In a big step towards better hypertrophic cardiomyopathy treatments, two separate studies presented at ESC suggest cardiac myosin inhibitors’ efficacy depends critically on whether patients have the obstructive or nonobstructive form of the disease.
- Cardiac myosin inhibitors like aficamten (Cytokinetics) and mavacamten (Bristol-Myers Squibb) treat HCM by reducing hypercontractility.
- Current guidelines recommend adding these medications after beta-blockers or calcium channel blockers fail, but beta-blocker efficacy in HCM has been limited despite decades of use.
- There are two forms of HCM: obstructive which leads to thickened heart muscle that blocks blood flow out of the heart, and nonobstructive which leads to muscle thickening without impairing blood flow.
Two similar but different trials presented contrasting outcomes at ESC 2025, with MAPLE-HCM testing aficamten versus metoprolol in obstructive HCM patients, and ODYSSEY-HCM testing mavacamten versus placebo in nonobstructive HCM.
- On one hand, MAPLE-HCM found Cytokinetics’ aficamten led to a 2.3 mL/kg/min improvement in peak oxygen uptake, plus better outcomes in NYHA class, quality of life scores, and LVOT gradients compared to metoprolol.
- On the other hand, ODYSSEY-HCM found that BMS’ mavacamten led to non-significant improvements in peak oxygen uptake (0.47 mL/kg/min difference) and QoL compared to placebo.
Safety profiles across the two studies were quite different, with aficamten showing comparable adverse events in MAPLE-HCM (8% vs 7%), while mavacamten saw more treatment interruptions (14.6% vs 5.2%) and LVEF reductions in 21.5% of treated patients in ODYSSEY-HCM.
Even with mavacamten’s nonobstructive setback, cardiac myosin inhibitors might finally help shift HCM treatment paradigms, with MAPLE-HCM potentially supporting the drug’s use as a first-line monotherapy in obstructive disease.

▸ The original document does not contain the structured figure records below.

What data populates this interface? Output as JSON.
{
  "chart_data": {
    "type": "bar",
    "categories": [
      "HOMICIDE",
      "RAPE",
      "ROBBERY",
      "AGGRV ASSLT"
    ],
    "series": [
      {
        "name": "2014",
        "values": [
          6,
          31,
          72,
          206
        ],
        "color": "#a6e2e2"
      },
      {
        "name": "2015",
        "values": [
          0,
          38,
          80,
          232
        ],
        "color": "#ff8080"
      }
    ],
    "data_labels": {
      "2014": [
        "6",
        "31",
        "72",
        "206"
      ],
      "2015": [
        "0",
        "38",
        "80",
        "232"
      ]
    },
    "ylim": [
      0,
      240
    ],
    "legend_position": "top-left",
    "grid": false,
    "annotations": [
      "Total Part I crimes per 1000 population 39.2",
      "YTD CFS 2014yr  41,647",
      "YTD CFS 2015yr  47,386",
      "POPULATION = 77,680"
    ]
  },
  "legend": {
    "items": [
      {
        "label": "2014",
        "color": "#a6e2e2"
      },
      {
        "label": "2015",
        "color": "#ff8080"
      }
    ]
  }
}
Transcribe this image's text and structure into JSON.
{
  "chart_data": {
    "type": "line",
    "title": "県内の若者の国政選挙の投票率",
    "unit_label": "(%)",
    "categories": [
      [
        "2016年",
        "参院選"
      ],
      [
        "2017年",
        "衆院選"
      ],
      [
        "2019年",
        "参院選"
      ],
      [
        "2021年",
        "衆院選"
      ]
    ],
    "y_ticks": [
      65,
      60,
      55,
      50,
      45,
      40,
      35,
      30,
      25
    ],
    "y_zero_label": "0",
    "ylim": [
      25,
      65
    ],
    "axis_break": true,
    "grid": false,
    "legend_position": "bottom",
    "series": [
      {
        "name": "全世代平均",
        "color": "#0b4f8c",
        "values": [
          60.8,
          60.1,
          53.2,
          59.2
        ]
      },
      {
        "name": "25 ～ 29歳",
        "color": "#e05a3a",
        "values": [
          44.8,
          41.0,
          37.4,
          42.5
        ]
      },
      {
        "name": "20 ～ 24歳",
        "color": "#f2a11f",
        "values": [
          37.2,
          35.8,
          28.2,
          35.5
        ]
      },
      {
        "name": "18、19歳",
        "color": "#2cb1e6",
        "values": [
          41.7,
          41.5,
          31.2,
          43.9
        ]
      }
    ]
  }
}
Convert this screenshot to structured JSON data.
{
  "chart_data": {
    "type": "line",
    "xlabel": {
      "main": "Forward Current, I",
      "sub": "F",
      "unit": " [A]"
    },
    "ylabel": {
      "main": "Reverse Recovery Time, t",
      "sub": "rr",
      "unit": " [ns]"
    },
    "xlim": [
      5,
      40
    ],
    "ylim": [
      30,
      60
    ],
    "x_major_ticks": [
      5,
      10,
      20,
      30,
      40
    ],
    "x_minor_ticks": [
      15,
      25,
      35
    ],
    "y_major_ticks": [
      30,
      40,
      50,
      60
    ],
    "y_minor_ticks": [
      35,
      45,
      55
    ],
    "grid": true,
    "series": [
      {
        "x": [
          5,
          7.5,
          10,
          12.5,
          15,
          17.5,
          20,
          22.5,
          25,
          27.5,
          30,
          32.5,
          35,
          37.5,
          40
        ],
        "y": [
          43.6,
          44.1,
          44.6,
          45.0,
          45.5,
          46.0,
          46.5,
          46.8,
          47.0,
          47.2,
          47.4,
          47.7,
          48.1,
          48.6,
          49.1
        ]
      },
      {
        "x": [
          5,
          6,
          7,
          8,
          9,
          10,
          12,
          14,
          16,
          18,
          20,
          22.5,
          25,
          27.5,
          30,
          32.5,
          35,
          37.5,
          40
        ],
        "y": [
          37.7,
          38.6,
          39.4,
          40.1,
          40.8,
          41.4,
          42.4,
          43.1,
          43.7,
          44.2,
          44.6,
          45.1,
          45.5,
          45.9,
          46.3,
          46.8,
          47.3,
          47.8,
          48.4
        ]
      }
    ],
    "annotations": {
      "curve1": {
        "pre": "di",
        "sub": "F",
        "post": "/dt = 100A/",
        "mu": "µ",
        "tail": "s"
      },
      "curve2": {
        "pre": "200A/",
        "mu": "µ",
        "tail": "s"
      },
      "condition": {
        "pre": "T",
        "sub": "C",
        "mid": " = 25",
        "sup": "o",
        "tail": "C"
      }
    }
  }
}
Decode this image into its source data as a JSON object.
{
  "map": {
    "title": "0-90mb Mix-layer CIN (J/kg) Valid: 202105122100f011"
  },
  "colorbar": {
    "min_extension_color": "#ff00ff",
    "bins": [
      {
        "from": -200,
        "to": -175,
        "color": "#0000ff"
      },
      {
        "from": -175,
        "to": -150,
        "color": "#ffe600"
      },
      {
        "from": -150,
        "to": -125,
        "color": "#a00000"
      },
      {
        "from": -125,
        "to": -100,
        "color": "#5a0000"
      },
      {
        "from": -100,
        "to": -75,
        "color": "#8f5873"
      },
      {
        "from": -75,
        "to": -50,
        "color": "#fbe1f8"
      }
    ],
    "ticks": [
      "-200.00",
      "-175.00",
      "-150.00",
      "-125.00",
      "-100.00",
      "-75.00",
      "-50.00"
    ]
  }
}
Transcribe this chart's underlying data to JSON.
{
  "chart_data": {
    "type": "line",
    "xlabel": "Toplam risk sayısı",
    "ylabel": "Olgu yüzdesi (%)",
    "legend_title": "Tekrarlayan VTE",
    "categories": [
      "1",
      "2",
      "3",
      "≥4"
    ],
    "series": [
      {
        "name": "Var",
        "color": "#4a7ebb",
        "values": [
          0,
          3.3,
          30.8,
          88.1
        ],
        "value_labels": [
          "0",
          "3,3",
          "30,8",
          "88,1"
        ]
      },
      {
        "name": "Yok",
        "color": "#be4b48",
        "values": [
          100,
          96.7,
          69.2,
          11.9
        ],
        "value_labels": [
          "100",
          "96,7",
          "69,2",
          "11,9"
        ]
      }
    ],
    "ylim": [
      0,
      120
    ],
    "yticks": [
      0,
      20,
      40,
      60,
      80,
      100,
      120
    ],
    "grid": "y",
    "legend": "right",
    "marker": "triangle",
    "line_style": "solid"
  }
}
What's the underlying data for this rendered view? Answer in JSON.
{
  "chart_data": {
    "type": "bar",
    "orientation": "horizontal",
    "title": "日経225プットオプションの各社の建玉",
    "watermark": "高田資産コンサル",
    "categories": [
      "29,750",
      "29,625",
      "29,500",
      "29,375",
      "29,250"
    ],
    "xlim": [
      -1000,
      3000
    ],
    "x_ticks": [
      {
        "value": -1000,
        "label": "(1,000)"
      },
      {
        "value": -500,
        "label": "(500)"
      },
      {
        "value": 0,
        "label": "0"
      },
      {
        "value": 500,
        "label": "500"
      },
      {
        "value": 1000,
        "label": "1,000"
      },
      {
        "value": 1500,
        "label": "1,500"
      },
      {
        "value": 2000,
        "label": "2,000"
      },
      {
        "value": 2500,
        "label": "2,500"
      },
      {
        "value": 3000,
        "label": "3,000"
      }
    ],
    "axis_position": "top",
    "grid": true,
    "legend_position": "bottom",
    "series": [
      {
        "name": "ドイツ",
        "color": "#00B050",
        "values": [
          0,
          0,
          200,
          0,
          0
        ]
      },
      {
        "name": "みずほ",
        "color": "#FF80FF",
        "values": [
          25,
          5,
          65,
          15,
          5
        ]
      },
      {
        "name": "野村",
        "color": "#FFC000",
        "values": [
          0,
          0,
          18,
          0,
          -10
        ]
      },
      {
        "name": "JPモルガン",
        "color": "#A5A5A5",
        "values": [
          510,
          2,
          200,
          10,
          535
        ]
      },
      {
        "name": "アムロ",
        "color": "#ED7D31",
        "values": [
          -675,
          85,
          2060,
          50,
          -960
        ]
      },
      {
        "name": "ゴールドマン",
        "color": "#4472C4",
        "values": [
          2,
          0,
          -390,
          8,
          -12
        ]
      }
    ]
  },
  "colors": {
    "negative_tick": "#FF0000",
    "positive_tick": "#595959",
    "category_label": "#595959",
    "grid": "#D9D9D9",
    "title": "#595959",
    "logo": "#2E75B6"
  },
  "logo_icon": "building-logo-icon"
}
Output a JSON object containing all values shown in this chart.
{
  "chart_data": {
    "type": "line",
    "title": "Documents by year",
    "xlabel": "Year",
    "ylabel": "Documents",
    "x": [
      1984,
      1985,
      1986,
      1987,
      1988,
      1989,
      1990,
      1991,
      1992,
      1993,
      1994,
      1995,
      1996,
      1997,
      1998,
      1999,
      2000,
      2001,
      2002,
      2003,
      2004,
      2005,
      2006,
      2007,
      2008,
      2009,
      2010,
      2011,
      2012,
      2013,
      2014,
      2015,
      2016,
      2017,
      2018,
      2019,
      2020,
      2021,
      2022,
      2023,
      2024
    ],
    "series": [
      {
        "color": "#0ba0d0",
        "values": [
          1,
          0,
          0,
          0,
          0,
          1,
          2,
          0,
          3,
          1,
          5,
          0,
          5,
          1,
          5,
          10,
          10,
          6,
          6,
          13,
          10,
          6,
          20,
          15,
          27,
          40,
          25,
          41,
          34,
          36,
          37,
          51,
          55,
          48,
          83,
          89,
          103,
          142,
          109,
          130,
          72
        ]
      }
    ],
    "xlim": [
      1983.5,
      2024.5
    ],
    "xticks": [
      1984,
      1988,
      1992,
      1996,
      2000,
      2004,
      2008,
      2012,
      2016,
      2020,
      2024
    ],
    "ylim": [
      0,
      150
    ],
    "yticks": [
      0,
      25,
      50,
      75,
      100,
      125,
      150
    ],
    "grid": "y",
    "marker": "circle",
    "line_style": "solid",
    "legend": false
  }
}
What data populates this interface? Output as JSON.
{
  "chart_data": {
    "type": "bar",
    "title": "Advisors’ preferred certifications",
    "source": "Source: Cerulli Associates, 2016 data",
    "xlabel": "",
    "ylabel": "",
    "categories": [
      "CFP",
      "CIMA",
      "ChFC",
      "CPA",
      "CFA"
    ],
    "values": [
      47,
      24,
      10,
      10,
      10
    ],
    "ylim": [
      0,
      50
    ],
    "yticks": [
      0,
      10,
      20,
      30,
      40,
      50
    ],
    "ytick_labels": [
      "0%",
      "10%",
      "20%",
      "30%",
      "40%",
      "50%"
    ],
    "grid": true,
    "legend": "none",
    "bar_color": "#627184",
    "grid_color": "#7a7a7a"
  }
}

With the clear obstructive versus nonobstructive divide, the future of cardiac myosin inhibitors may depend on precision medicine approaches and drug-specific advantages.
- For example, aficamten offers potential advantages over mavacamten including shorter half-life for easier monitoring, though its FDA approval is still pending.
- With how complex nonobstructive HCM is, treating it with cardiac myosin inhibitors may require identifying specific physiological subgroups to be more effective.
The Takeaway
These pivotal trials suggest cardiac myosin inhibitors could be the future first-line therapy for obstructive HCM while highlighting the complexity of the disease’s nonobstructive form. That said, the data seems to already support replacing decades-old beta-blocker therapy as a first line treatment.